See the example for how you should use this. In brief:

  • Define a lexer somehow (which produces a stream of Tokens, where a Token is a type you define).
  • Define what it means for a lexeme to be atomic (this is Expr.atom). Atomic tokens can appear on their own to form an expression all by themselves, or they can be combined or modified using operations specified by non-atomic tokens.
  • Define how the various non-atomic lexemes behave (this is Parser.withUnaryPrefix and friends) to combine subexpressions into larger expressions.

We supply:

  • Parser.withUnaryPrefix, which specifies e.g. that the token ! can appear as a unary prefix of another expression, and that when it does, it indicates (e.g.) negation.
  • Parser.withUnaryPostfix, which specifies e.g. that the token ! can appear as a unary suffix of another expression, and that when it does, it indicates (e.g.) the factorial.
  • Parser.withInfix, which specifies e.g. that the token + can appear between two expressions, and that when it does, it indicates (e.g.) addition.
  • Parser.withBracketLike, which specifies e.g. that the token ( can appear before an expression, and that it's terminated by e.g. ). You can also implement if/then/else this way: that's just a weird kind of bracket and comma (and the else is kind of mixfix: it needs to consume one expression after itself, by contrast with the closing bracket ) which does not).
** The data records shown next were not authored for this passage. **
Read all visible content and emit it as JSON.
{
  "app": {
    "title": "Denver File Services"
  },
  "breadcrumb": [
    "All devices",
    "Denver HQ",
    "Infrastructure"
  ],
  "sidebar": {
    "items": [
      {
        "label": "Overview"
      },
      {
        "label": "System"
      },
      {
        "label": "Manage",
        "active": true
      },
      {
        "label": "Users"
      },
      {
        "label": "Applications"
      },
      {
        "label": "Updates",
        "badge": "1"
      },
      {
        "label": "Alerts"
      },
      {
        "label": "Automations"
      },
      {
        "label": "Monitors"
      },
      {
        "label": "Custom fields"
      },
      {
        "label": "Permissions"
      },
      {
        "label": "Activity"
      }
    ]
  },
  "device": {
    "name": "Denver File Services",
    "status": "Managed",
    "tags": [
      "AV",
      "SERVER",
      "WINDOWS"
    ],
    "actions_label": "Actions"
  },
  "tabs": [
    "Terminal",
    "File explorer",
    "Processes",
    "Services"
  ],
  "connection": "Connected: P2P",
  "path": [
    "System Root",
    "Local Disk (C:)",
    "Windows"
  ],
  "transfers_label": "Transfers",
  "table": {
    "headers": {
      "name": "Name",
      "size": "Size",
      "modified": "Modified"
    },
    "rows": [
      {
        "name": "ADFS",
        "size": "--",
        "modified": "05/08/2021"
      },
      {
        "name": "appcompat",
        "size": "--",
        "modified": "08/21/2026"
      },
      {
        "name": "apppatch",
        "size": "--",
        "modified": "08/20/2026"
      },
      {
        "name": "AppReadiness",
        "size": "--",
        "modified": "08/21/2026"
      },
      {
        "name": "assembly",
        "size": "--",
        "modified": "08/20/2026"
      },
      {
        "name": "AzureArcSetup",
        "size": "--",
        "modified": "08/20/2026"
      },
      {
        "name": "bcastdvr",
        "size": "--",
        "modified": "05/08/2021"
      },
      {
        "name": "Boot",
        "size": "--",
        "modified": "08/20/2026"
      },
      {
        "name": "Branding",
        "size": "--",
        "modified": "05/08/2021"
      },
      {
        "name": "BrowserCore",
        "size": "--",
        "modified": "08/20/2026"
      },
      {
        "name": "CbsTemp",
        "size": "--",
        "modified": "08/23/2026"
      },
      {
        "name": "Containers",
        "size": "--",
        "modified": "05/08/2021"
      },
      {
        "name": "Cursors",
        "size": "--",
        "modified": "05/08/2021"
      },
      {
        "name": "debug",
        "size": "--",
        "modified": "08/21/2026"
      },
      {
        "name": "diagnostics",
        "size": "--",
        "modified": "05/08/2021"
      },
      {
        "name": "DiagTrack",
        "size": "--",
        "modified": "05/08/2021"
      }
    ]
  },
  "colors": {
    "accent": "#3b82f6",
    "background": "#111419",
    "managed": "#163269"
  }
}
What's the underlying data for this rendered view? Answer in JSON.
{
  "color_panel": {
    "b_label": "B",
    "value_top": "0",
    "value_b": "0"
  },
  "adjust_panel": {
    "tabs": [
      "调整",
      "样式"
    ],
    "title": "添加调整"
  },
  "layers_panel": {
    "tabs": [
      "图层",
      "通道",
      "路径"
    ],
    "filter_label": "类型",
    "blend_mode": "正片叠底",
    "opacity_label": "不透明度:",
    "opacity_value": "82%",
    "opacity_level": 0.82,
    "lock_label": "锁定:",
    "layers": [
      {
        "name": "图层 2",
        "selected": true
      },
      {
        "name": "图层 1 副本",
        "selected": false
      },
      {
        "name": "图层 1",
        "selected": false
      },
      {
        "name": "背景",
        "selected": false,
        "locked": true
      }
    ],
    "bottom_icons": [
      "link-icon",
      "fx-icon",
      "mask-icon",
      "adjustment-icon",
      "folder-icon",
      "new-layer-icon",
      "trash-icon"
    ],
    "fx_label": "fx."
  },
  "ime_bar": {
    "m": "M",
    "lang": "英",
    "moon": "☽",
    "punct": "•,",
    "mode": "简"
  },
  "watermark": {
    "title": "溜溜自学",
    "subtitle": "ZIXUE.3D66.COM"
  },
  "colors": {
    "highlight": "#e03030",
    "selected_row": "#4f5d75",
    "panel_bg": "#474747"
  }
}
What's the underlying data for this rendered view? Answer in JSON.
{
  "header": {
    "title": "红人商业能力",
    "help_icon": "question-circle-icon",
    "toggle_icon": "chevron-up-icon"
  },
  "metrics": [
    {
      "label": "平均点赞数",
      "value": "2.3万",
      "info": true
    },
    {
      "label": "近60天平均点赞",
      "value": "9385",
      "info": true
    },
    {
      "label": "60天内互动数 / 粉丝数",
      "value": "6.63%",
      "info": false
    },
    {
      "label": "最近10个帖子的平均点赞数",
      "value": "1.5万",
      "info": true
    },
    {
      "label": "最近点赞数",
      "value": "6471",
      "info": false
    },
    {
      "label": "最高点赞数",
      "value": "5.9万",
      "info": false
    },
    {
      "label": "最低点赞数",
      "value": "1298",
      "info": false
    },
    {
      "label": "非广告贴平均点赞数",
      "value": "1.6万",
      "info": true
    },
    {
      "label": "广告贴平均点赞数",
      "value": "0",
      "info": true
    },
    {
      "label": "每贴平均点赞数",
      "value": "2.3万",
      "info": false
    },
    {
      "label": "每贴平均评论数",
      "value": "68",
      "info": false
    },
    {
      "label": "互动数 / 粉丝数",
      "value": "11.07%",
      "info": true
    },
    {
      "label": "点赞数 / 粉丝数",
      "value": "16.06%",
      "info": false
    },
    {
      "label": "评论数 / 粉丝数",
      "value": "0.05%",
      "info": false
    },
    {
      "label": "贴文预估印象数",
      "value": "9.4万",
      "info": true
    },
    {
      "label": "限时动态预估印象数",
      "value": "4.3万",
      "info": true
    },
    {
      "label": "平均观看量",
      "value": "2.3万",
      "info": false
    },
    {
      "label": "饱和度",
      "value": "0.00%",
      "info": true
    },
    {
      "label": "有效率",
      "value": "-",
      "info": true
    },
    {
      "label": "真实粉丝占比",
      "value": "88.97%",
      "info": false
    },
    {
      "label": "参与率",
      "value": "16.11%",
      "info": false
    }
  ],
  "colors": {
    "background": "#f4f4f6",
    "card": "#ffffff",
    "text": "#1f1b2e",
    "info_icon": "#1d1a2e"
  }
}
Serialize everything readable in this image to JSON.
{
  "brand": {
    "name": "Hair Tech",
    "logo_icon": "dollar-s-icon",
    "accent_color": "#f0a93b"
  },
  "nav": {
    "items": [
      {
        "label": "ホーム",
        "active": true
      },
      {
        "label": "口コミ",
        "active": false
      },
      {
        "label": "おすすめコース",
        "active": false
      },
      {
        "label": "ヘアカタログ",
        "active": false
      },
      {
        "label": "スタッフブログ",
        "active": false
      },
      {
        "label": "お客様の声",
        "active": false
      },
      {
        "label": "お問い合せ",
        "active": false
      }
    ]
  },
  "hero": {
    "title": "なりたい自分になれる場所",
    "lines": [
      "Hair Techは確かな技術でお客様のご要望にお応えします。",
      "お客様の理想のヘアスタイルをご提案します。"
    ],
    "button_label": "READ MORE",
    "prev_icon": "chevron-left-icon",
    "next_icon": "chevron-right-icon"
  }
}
When specifying how expressions combine, you also provide precedences; numerically larger precedences are higher-precedence (so they bind more tightly). Precedences are given as pairs, so that you can define e.g. left-associativity (resp. right-associativity) by having the infix operator bind more strongly to the right (resp. left). For example, if + has precedence (10, 5), so it binds strongly on the left and weakly on the right:

  • a + b + c is morally a+ b+ c because the + binds strongly to the left;
  • a+ b+ c can only be bracketed as a+ (b+ c) because the rightmost + wants to stick to the b more than it wants to stick to the c;
  • so a + b + c is equal to a + (b + c), i.e. + is right-associative.